Olympic gymnast McKayla Maroney alleges sexual abuse by team doctor

McKayla Maroney won a team gold and an individual silver on vault as part of the US women's team at the 2012 Olympics in London (AP)
McKayla Maroney won a team gold and an individual silver on vault as part of the US women's team at the 2012 Olympics in London (AP)

Two-time Olympic medallist McKayla Maroney has said she was molested for years by a former USA Gymnastics team doctor.

She said the abuse started in her early teens and continued for the rest of her competitive career.

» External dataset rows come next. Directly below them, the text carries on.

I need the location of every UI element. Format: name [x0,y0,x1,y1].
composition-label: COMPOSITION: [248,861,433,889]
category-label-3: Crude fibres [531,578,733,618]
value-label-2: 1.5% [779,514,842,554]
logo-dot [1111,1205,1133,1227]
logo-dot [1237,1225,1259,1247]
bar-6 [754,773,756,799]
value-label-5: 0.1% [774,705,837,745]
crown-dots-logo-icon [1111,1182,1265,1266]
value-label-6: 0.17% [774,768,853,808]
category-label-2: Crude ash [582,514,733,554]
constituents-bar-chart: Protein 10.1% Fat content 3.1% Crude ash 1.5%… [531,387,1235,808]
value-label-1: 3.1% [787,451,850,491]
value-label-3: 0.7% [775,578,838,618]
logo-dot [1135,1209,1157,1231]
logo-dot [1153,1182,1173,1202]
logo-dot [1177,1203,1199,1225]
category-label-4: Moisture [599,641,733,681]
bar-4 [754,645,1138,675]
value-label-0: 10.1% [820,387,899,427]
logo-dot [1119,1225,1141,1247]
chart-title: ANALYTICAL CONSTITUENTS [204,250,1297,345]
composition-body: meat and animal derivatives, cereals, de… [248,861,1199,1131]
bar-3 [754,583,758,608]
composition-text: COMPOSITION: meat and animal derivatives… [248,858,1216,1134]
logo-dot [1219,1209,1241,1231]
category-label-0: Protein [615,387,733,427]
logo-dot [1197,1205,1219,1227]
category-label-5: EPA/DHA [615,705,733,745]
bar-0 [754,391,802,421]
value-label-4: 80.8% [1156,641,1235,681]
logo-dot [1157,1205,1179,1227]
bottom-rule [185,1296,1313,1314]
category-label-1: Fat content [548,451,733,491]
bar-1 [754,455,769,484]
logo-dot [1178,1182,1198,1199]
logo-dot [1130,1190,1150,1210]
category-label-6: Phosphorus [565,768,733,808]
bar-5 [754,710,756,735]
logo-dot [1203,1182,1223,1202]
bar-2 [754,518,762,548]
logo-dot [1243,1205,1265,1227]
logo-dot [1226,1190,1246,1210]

She posted a lengthy statement on Twitter detailing allegations against Larry Nassar, who spent three decades working with athletes at USA Gymnastics but now is in jail in Michigan awaiting sentencing after pleading guilty to possession of child pornography.

Nassar also is awaiting trial on separate criminal sexual conduct charges and has been sued by more than 125 women alleging abuse.

He has pleaded not guilty to the assault charges, and the dozens of civil suits filed in Michigan are in mediation.

Maroney, now 21, said the abuse began at a US national team training camp at Karolyi Ranch in Sam Houston Forest, north of Houston, Texas.

She was 13 at the time and she wrote that Nassar told her she was receiving "medically necessary treatment he had been performing on patients for over 30 years".

Maroney, who won a team gold and an individual silver on vault as part of the "Fierce Five" US women's team at the 2012 Olympics in London, said Nassar continued to give her "treatment" throughout her career.

She described him giving her a sleeping pill while the team travelled to Japan for the 2011 world championships. She said he later visited her in her hotel room after the team arrived in Tokyo, where he molested her again.

"I thought I was going to die that night," she wrote.

Maroney said she decided to come forward as part of the #MeToo movement on social media that arose in the wake of allegations of sexual misconduct against Hollywood mogul Harvey Weinstein.

"This is happening everywhere," Maroney wrote. "Wherever there is a position of power, there is the potential for abuse. I had a dream to go to the Olympics, and the things I had to endure to get there were unnecessary and disgusting."

She called for change, urging other victims to speak out and demanding organisations "be held accountable for their inappropriate actions and behaviour".

Maroney is the highest profile gymnast yet to come forward claiming she was abused by Nassar.

Jamie Dantzscher, a bronze medallist on the 2000 US Olympic team, was part of the initial wave of lawsuits filed against Nassar in 2016.

Aly Raisman, who won six medals while serving as the captain of the US women's team in 2012 and 2016, called for sweeping change at USA Gymnastics in August.

USA Gymnastics launched an independent review of its policies after the allegations against Nassar in summer 2016 after the Indianapolis Star highlighted chronic mishandling of abuse allegations against coaches and staff at some of its more than 3,500 clubs across the country.

Maroney, who lives in California and officially retired in 2015, encouraged others to speak out.

"Our silence has given the wrong people power for too long," she wrote, "and it's time to take our power back."